She heard the tread of footsteps behind her and turned, startled.
It was her eldest, Jeff Boy, a towheaded, freckled youngster.
—What is it?
—Can Amber help me with the corn? I can’t plant all that corn by myself.
—Get Mary to help.
—She’s busy washing Jack and Donnie.
—Where’s Wiley?
—Gone to town, where you sent him.
She sighed and lifted her bucket towards her face, checking to see if the water was clear.
—Let’s fetch him, she said.
They strode into the tobacco house. Amber was in a corner, slicing tobacco leaves with his short-handled axe.
—Amber, she said, can I speak to you a moment?
—Surely, ma’am, he said easily, grinning.
She dismissed her son. She waited until the boy was outside, then closed the shed door.
—There’s a chicken missing from the henhouse, she said.
Amber smiled and shrugged. You sure? he said. You know that brown one, he hides behind the box in the corner sometimes.
—He’s not hiding, she said. There was one missing last week too, she said.
A frown creased Amber’s face.
—Must be a fox about, he said. I can trap him if you want.
Kathleen eyed him closely.
—I thought you were ill yesterday, she said. He had complained of illness and stayed inside all day, yet she had seen him weaving a basket behind his cabin and returning from walking in the woods that led to Sinking Creek.

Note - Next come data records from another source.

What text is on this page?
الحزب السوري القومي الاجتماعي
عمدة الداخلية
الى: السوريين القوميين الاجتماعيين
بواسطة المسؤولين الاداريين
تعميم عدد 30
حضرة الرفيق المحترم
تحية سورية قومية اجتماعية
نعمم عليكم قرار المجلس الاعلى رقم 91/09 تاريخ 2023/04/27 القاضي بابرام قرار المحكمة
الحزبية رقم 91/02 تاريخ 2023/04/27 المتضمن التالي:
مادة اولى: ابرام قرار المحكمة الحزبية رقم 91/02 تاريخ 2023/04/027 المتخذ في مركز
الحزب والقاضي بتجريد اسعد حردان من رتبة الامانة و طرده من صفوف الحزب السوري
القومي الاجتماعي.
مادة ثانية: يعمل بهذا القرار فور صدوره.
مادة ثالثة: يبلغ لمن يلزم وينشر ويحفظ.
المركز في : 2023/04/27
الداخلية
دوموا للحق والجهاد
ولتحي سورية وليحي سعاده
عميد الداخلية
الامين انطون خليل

—I’m feeling better, thank you, he said.
—Were you playing ill?
—No, ma’am. I had a bout of the piles. Comes and goes. Don’t know what it is. Mary said she was gonna fix me up some vinegar and jimsonweed tea. That’ll cure it.
—Are you going to the dance with the Gables Negroes this Saturday?
—Well, I’m still not feeling too spry, Amber said. Depends on if you need me here. I’m not up for dancing just yet. Still feeling kinda light.
—I don’t need you. What about that girl you were courting. From the Gables? She’s a nice girl. Of age. I can write you a pass.
Amber smiled and tilted his head.
—Oh, you know me and her is…He paused. Well, I’ll put it this way. I asked her. I said, Is you towel that’s spun, or a towel that’s woven? If it’s spun, it means she’s free and not spoken for. But she wouldn’t say.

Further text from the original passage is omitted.